Endocrine Center, Austin Health, University of Melbourne, Melbourne, Australia.
J Bone Miner Res. 2014 Feb;29(2):380-8. doi: 10.1002/jbmr.2101.
During early menopause, steady-state bone remodeling is perturbed; the number of basic multicellular units (BMUs) excavating cavities upon the endosteal surface exceeds the number (generated before menopause) concurrently refilling. Later in menopause, steady-state is restored; the many BMUs generated in early menopause refill as similarly large numbers of BMUs concurrently excavate new cavities. We hypothesized that risedronate reduces the number of cavities excavated. However, in younger postmenopausal women, the fewer cavities excavated will still exceed the fewer BMUs now refilling, so net porosity increases, but less than in controls. In older postmenopausal women, the fewer cavities excavated during treatment will be less than the many (generated during early menopause) now refilling, so net porosity decreases and trabecular volumetric bone mineral density (vBMD) increases. We recruited 324 postmenopausal women in two similarly designed double-blind placebo-controlled studies that included 161 younger (Group 1, ≤ 55 years) and 163 older (Group 2, ≥ 55 years) women randomized 2:1 to risedronate 35 mg/week or placebo. High-resolution peripheral computed tomography was used to image the distal radius and tibia. Cortical porosity was quantified using the StrAx1.0 software. Risedronate reduced serum carboxyterminal cross-linking telopeptide of type 1 bone collagen (CTX-1) and serum amino-terminal propeptide of type 1 procollagen (P1NP) by ∼50%. In the younger group, distal radius compact-appearing cortex porosity increased by 4.2% ± 1.6% (p = 0.01) in controls. This was prevented by risedronate. Trabecular vBMD decreased by 3.6% ± 1.4% (p = 0.02) in controls and decreased by 1.6% ± 0.6% (p = 0.005) in the risedronate-treated group. In the older group, changes did not achieve significance apart from a reduction in compact-appearing cortex porosity in the risedronate-treated group (0.9% ± 0.4%, p = 0.047). No between-group differences reached significance. Results were comparable at the distal tibia. Between-group differences were significant for compact-appearing cortex porosity (p = 0.005). Risedronate slows microstructural deterioration in younger and partly reverses it in older postmenopausal women, features likely to contribute to antifracture efficacy.
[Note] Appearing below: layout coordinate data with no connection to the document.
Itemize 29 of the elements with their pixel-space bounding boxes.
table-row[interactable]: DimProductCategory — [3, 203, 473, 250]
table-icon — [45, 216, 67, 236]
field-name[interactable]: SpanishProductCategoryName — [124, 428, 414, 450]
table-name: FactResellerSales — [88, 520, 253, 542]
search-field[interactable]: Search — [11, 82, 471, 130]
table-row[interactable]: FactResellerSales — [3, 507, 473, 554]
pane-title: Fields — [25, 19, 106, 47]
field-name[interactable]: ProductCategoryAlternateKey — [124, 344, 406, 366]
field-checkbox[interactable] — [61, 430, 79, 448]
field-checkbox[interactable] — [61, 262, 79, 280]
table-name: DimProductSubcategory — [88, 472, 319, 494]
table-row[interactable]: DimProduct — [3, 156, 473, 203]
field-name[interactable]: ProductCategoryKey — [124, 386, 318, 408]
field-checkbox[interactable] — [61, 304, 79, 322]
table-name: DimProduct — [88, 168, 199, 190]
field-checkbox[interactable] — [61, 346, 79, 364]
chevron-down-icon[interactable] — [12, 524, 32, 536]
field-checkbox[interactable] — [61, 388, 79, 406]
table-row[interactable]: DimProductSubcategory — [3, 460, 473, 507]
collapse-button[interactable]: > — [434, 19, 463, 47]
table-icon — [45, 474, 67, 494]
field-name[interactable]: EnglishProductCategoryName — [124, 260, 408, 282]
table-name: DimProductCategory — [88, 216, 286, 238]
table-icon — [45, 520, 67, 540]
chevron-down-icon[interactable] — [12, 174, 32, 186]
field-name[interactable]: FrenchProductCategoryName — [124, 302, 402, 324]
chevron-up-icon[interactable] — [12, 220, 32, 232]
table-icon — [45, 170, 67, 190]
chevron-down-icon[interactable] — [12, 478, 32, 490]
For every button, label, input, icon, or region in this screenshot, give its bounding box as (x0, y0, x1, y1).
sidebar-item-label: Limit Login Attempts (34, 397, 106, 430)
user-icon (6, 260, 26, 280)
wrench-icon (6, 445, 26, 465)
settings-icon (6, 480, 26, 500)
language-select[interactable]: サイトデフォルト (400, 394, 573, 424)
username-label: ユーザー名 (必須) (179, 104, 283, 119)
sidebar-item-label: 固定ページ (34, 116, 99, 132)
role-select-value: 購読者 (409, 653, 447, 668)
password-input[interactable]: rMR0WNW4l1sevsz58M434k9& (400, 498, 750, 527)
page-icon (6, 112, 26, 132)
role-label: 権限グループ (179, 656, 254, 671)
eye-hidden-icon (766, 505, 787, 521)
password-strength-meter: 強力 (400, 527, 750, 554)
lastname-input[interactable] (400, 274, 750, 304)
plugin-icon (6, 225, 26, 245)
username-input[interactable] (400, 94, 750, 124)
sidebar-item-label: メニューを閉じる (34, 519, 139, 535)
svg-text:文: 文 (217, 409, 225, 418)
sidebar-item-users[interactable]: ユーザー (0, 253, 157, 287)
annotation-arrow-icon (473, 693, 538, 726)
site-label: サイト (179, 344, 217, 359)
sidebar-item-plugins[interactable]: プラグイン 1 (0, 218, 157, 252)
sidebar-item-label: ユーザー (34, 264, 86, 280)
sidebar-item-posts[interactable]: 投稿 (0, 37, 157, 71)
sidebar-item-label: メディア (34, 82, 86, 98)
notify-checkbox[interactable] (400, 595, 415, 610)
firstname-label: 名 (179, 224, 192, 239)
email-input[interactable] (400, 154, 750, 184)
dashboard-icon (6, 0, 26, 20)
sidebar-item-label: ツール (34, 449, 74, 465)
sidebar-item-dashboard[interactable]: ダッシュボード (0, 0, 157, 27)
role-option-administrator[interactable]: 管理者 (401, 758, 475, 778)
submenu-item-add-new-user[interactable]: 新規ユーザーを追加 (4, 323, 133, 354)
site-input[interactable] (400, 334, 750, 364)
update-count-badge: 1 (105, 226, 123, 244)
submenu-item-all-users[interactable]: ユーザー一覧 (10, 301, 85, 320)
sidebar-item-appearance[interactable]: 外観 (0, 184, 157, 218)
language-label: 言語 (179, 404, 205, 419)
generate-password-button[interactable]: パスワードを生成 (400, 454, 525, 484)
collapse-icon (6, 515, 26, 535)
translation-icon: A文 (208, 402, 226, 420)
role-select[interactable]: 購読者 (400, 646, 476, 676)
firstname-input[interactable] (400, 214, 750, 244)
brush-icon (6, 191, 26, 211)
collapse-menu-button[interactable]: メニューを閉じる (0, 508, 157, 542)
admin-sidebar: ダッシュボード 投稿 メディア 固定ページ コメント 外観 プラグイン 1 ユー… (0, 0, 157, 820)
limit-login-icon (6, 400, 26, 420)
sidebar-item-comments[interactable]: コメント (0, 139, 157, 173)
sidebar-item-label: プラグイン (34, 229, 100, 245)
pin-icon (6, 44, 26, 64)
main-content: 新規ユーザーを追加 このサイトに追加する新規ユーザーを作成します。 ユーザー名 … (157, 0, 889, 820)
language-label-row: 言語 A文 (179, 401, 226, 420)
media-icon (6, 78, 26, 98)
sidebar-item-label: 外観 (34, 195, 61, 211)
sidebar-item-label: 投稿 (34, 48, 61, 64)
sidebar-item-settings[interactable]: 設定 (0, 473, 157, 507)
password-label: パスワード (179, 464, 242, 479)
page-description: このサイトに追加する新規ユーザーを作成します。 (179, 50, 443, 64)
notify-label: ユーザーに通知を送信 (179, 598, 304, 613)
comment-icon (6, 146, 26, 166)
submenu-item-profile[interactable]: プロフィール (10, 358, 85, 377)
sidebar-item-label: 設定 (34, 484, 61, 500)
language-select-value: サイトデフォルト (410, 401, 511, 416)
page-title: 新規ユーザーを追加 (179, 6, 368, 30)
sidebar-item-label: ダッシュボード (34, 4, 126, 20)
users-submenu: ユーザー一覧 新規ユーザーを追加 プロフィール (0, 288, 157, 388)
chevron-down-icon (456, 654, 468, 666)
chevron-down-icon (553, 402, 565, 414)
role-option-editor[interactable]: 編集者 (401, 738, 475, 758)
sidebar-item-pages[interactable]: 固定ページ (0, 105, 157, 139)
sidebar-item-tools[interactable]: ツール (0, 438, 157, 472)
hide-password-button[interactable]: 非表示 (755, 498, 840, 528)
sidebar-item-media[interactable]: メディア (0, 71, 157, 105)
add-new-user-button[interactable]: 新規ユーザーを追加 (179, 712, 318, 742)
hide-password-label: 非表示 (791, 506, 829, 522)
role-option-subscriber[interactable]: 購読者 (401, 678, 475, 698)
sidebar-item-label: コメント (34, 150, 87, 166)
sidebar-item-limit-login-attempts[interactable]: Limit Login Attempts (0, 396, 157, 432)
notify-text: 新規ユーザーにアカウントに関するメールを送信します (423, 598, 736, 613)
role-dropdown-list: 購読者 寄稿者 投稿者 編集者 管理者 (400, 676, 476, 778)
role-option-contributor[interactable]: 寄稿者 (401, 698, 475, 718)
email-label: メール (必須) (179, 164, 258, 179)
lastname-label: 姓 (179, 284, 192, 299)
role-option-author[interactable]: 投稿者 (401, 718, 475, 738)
在绝经早期,稳态骨重塑受到干扰;在骨内膜表面挖掘腔的基本多细胞单位 (BMU) 的数量超过同时再填充的数量(绝经前生成的数量)。在绝经后期,稳态得到恢复;在绝经早期产生的许多 BMU 同时挖掘新腔的同时再填充。我们假设利塞膦酸钠可减少挖掘腔的数量。然而,在较年轻的绝经后妇女中,尽管挖掘的腔数量减少,但仍超过现在再填充的较少的 BMU 数量,因此净孔隙度增加,但不及对照组。在年龄较大的绝经后妇女中,治疗期间挖掘的腔数量将少于绝经早期产生的许多腔(现在正在再填充),因此净孔隙度减少,小梁体积骨矿物质密度(vBMD)增加。我们招募了 324 名绝经后妇女,参加了两项设计相似的双盲安慰剂对照研究,其中包括 161 名较年轻(组 1,≤55 岁)和 163 名年龄较大(组 2,≥55 岁)的妇女,按 2:1 的比例随机分配至利塞膦酸钠 35mg/周或安慰剂。使用高分辨率外周计算机断层扫描 (CT) 对远端桡骨和胫骨进行成像。使用 StrAx1.0 软件量化皮质骨孔隙率。利塞膦酸钠使血清羧基末端交联端肽 1 型胶原 (CTX-1) 和血清氨基末端前肽 1 型原胶原 (P1NP) 降低约 50%。在较年轻的组中,对照组桡骨致密外观皮质骨孔隙率增加 4.2%±1.6%(p=0.01)。利塞膦酸钠可预防这种情况。对照组的小梁 vBMD 降低 3.6%±1.4%(p=0.02),而利塞膦酸钠治疗组降低 1.6%±0.6%(p=0.005)。在年龄较大的组中,除了利塞膦酸钠治疗组致密外观皮质骨孔隙率降低 0.9%±0.4%(p=0.047)外,其他变化未达到显著水平。两组之间无差异达到显著水平。在远端胫骨处的结果相当。致密外观皮质骨孔隙率的组间差异具有显著性(p=0.005)。利塞膦酸钠可减缓年轻绝经后妇女的微结构恶化,并在一定程度上逆转其结构恶化,这可能有助于抗骨折疗效。